I could now see why the house was so dirty. The first two games lasted about twenty and thirty minutes respectively and I was thrashed both times. The third game lasted over an hour and I was still beaten, much to Carter’s disgust.

‘I thought you said you could play,’ he said scathingly.

‘I can play in that I know the rules. I never said I was a grand master.’

Carter snorted with derision at that.

‘I’m no good at strategy games, I never have been,’ I told him. In between playing, I made lunch. After the games I made dinner.

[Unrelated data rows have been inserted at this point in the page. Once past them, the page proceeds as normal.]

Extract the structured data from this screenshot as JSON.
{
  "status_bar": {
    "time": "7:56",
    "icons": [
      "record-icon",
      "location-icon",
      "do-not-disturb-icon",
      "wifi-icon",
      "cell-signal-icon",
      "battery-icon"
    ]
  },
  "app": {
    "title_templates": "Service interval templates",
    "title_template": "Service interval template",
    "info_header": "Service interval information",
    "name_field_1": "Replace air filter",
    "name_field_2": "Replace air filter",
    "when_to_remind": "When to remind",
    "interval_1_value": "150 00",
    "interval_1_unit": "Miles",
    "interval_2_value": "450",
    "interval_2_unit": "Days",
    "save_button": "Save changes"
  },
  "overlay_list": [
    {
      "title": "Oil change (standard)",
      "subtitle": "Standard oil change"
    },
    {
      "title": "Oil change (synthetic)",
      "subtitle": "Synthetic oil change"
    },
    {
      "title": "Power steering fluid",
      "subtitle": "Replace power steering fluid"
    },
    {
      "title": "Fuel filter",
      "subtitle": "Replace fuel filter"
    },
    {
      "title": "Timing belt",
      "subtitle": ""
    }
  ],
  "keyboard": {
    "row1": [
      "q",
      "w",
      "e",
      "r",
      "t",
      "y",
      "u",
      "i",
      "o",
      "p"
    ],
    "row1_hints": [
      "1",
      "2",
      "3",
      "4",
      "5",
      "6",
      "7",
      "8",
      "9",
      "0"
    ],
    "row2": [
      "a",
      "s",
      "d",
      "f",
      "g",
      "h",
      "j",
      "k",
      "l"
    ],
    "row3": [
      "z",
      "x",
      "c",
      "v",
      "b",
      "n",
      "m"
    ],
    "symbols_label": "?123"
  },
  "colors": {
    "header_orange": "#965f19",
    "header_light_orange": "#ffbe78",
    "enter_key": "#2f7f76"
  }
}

And so the first day passed. I asked Carter to show me around the house but he looked at me frostily and didn’t deign to answer. When I pestered him further he did tell me that the room next to the living room was a half-empty storeroom, nothing more.

The next day we played yet more chess, then draughts, using the chess pieces as draughtsmen. I was
actually
better than him at that, much to his annoyed amazement.

‘How come you’re so good at draughts and so crap at chess?’ he asked.

I smiled. ‘Draughts is more impulsive. It suits me.’

‘What a load of bull!’

‘You explain it then,’ I challenged.

He couldn’t, so he started cheating. Every time I looked away, one of my pieces would mysteriously disappear from the board. When it grew dark we both read for a while. Then he went upstairs and I stayed downstairs. And so the second day passed.